Being overweight is generally a health warning, but the scales don’t work if we are “overfat” – when our bodies are storing unhealthy amounts of visceral fat and our weight appears to be normal.
This is one of the failings of depending upon BMI, as it can’t assess how or where your body stores its excess fat — a distinction that is crucial for cardiovascular health. Harvard Health Publishing reported that by some estimates, the BMI misclassifies nearly 50% of people who are at higher disease risk from excess fat – “overfat” but not overweight.

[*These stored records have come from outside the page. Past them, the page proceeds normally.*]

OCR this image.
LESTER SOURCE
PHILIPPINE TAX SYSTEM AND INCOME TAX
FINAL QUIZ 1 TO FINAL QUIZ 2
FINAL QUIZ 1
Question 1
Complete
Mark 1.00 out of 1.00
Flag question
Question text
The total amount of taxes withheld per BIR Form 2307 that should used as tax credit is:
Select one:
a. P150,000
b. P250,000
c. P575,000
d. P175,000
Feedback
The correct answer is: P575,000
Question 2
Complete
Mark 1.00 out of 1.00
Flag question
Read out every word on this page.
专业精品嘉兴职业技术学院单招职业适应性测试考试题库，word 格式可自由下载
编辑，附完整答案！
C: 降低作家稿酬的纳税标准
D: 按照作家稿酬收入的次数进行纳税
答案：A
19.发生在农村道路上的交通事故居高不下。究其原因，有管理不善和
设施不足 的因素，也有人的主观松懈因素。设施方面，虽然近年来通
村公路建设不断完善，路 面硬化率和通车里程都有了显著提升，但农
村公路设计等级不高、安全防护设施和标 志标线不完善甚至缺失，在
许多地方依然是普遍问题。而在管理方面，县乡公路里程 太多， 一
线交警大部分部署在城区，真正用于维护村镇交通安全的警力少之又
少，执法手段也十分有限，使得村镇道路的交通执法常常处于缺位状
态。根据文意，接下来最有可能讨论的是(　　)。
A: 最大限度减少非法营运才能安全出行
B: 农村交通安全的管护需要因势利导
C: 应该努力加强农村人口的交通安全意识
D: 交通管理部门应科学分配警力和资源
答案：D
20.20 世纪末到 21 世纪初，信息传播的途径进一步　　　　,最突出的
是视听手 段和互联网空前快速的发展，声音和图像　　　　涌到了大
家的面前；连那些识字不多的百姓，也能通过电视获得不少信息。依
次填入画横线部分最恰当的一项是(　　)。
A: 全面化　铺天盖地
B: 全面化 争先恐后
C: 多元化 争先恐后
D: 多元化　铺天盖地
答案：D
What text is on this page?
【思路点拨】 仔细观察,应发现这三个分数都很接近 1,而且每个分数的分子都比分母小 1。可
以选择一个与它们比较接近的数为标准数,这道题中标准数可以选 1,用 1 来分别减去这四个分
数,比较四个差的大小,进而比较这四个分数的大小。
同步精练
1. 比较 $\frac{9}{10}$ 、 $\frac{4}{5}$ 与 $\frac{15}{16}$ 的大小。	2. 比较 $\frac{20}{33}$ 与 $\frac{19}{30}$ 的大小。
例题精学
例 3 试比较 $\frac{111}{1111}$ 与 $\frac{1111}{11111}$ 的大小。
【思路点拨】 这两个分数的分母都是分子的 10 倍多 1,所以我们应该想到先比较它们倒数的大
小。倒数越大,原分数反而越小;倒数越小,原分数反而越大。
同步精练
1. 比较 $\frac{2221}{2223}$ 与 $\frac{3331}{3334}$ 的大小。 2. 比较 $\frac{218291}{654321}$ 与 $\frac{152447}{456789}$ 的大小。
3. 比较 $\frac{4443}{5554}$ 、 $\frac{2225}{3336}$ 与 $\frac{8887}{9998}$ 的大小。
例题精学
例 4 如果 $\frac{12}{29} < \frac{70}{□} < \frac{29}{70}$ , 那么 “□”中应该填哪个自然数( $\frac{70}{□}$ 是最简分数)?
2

Some of us have a lot of fat tissue under the skin, others don’t, so their fat particles are more likely to travel in the bloodstream and congregate in the liver, muscles, and other organs, which normally have no fat. This can lead to the accumulation of visceral or “belly” fat — associated with insulin resistance and other metabolic irregularities as well as triggering the release of inflammatory substances that damage the arteries and help increase the risk of cardiovascular disease.
Further, as we age we tend to lose muscle. Fat frequently gathers within the remaining muscle tissue, causing our proportion of body fat to rise, even when our weight remains constant. Closely linked to body-wide inflammation and diabetes risk, it highlights the value of resistance training, especially as we age, as well as the inadequacy of just depending on the scales.
Waist circumference and waist-to-hip ratio are better indicators of metabolic health than BMI. The easiest way to test yourself is to take the String Test; with a piece of string to matching your height, fold it in two and put it round your waist. If the string fits – or is even loose – your waist to height ratio is where it should be. If it doesn’t make it around your waist, this will be a warning about how much damaging visceral fat you are carrying in a part of your body bad for your health.
The good news is exercise and healthier eating habits can work wonders, with Harvard Health Publishing reporting that losing as little as 7% of our total weight can help lower heart disease risk as the most dangerous visceral fat disappears first.